Teaching Comparative Government and Politics

Monday, March 12, 2018

Politics within Labour

PM May is struggling with dissent within the Conservative Party. Jeremy Corbyn has similar problems as Labour leader.

The battle of ideas within the Labour Party
The Labour leader was in Coventry, declaring that under his radical left-wing government Britain would remain in a customs union with the EU after Brexit. The Confederation of British Industry, hardly a bastion of socialism, hailed the policy as a “real-world solution”. Rebellious Conservative MPs campaigning for a soft Brexit cheered it…

Two-and-a-half years into the job, Mr Corbyn has never been stronger. Once-mutinous MPs have fallen into line. Corbynites fill crucial positions in the party’s apparatus. Left-wingers dominate Labour councils in London. But Mr Corbyn’s rule is far from absolute…

In some local parties, by contrast, bloody intraparty battles rage. In Haringey, a Labour-run north-London borough, the controversial redevelopment of a run-down housing estate sparked a civil war from which the left wing of the local party emerged victorious. The result was the deselection or resignation of more than 20 Labour councillors…

Outside London… [the battle] has caused barely a ripple in the sea of red that is Labour’s northern urban territory. All 96 of Manchester’s council seats (of which Labour holds 94) are up for election in May…

Labour’s central party apparatus, by contrast, is increasingly stuffed with true believers [Corbyn loyalists]…

Yet although Mr Corbyn’s critics have surrendered control of the party bureaucracy, other battles are still under way… but the philosophical and policy fight is up for grabs”, says one senior Labour MP. The most important battleground is Brexit. This week Mr Corbyn reiterated that Britain “voted to leave the EU, that’s a done deal.” But Labour’s position on the manner of departure is still in flux, as shown by the customs-union shift…

The party’s members are solidly pro-EU: 89% voted to remain, as did 96% of Labour MPs. Among Labour voters, however, the figure was 64%…

Meanwhile, Labour’s softening line on Brexit creates the prospect of splitting the Conservatives, whose contingent of Remain voters is roughly equal to Labour’s Leave minority.

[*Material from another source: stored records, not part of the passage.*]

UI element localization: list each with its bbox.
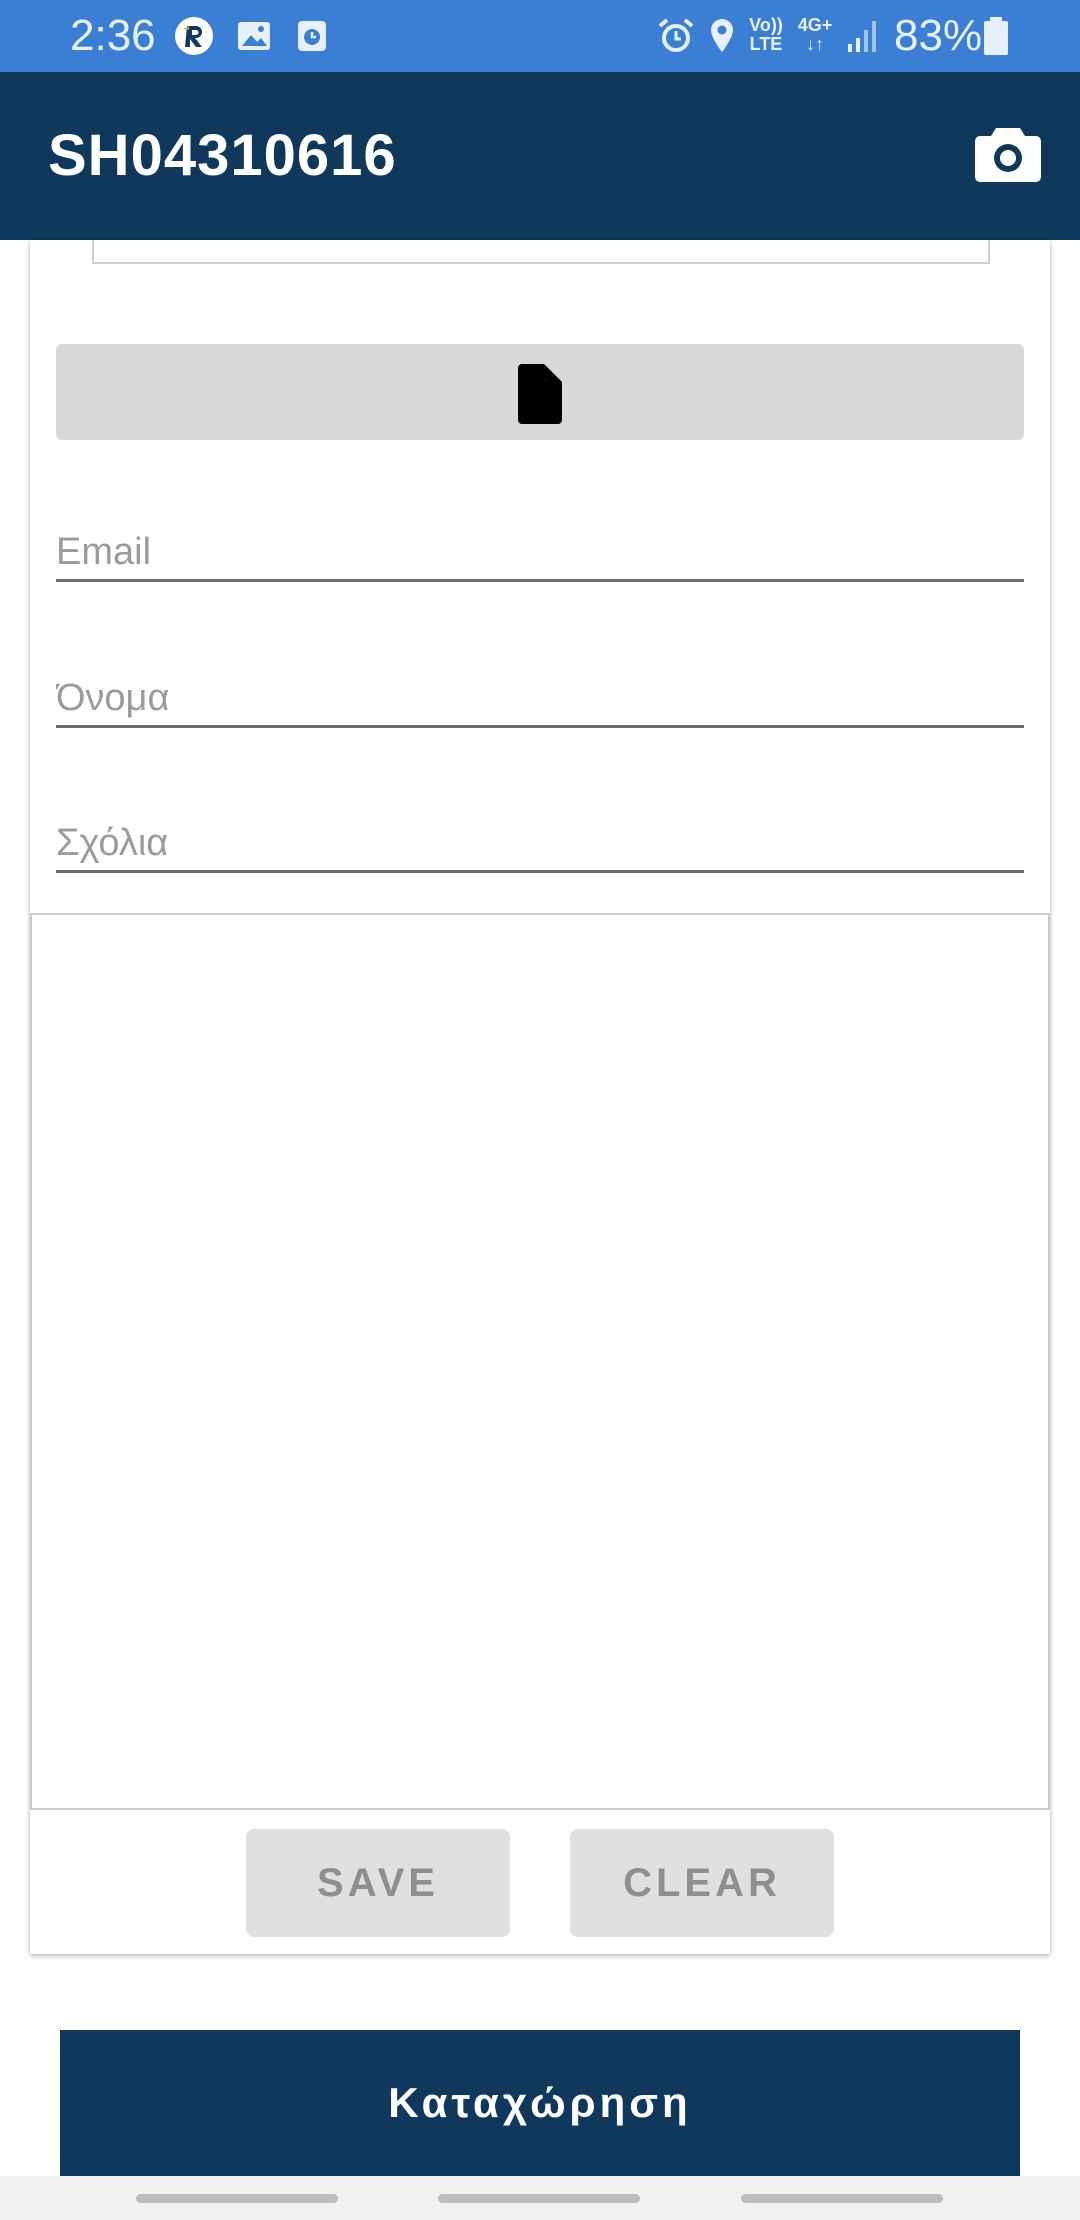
- status-time: 2:36: [70, 11, 156, 60]
- signature-pad[interactable]: [30, 913, 1050, 1810]
- page-title: SH04310616: [48, 123, 397, 188]
- location-icon: [702, 16, 742, 56]
- battery-icon: [978, 16, 1014, 56]
- camera-button[interactable]: [974, 124, 1042, 184]
- volte-line2: LTE: [749, 34, 783, 54]
- name-field[interactable]: [56, 658, 1024, 728]
- attach-file-button[interactable]: [56, 344, 1024, 440]
- previous-field-box: [92, 240, 990, 264]
- status-bar: 2:36 Vo)) LTE 4G+ ↓↑ 83%: [0, 0, 1080, 72]
- comments-input[interactable]: [56, 803, 1024, 870]
- network-line1: 4G+: [797, 15, 833, 35]
- network-type-indicator: 4G+ ↓↑: [797, 16, 833, 54]
- clear-button[interactable]: CLEAR: [570, 1829, 834, 1937]
- network-line2: ↓↑: [806, 34, 824, 54]
- name-input[interactable]: [56, 658, 1024, 725]
- nav-back-handle[interactable]: [741, 2194, 943, 2203]
- gallery-icon: [234, 16, 274, 56]
- save-button[interactable]: SAVE: [246, 1829, 510, 1937]
- comments-field[interactable]: [56, 803, 1024, 873]
- email-input[interactable]: [56, 512, 1024, 579]
- nav-recents-handle[interactable]: [136, 2194, 338, 2203]
- file-icon: [514, 364, 566, 424]
- email-field[interactable]: [56, 512, 1024, 582]
- volte-line1: Vo)): [749, 15, 783, 35]
- alarm-icon: [656, 16, 696, 56]
- signal-icon: [844, 16, 884, 56]
- submit-button[interactable]: Καταχώρηση: [60, 2030, 1020, 2176]
- app-bar: SH04310616: [0, 72, 1080, 240]
- clock-app-icon: [292, 16, 332, 56]
- app-r-icon: [174, 16, 214, 56]
- camera-icon: [975, 128, 1041, 182]
- nav-home-handle[interactable]: [438, 2194, 640, 2203]
- navigation-bar: [0, 2176, 1080, 2220]
- battery-percent: 83%: [894, 11, 983, 60]
- form-card: SAVE CLEAR: [30, 240, 1050, 1954]
- volte-indicator: Vo)) LTE: [746, 16, 786, 54]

Tory rebels have already proposed legislative amendments designed to keep Britain within a customs union, which could inflict a damaging defeat on Theresa May’s government if Labour supports them… Mr Corbyn’s new stance placates those Labour MPs who had demanded he come up with a softer Brexit policy, and creates a potential route to Downing Street should Brexit blow up for the Tories. The Labour leader may not have total control of his party, but he is moving closer to a bigger prize.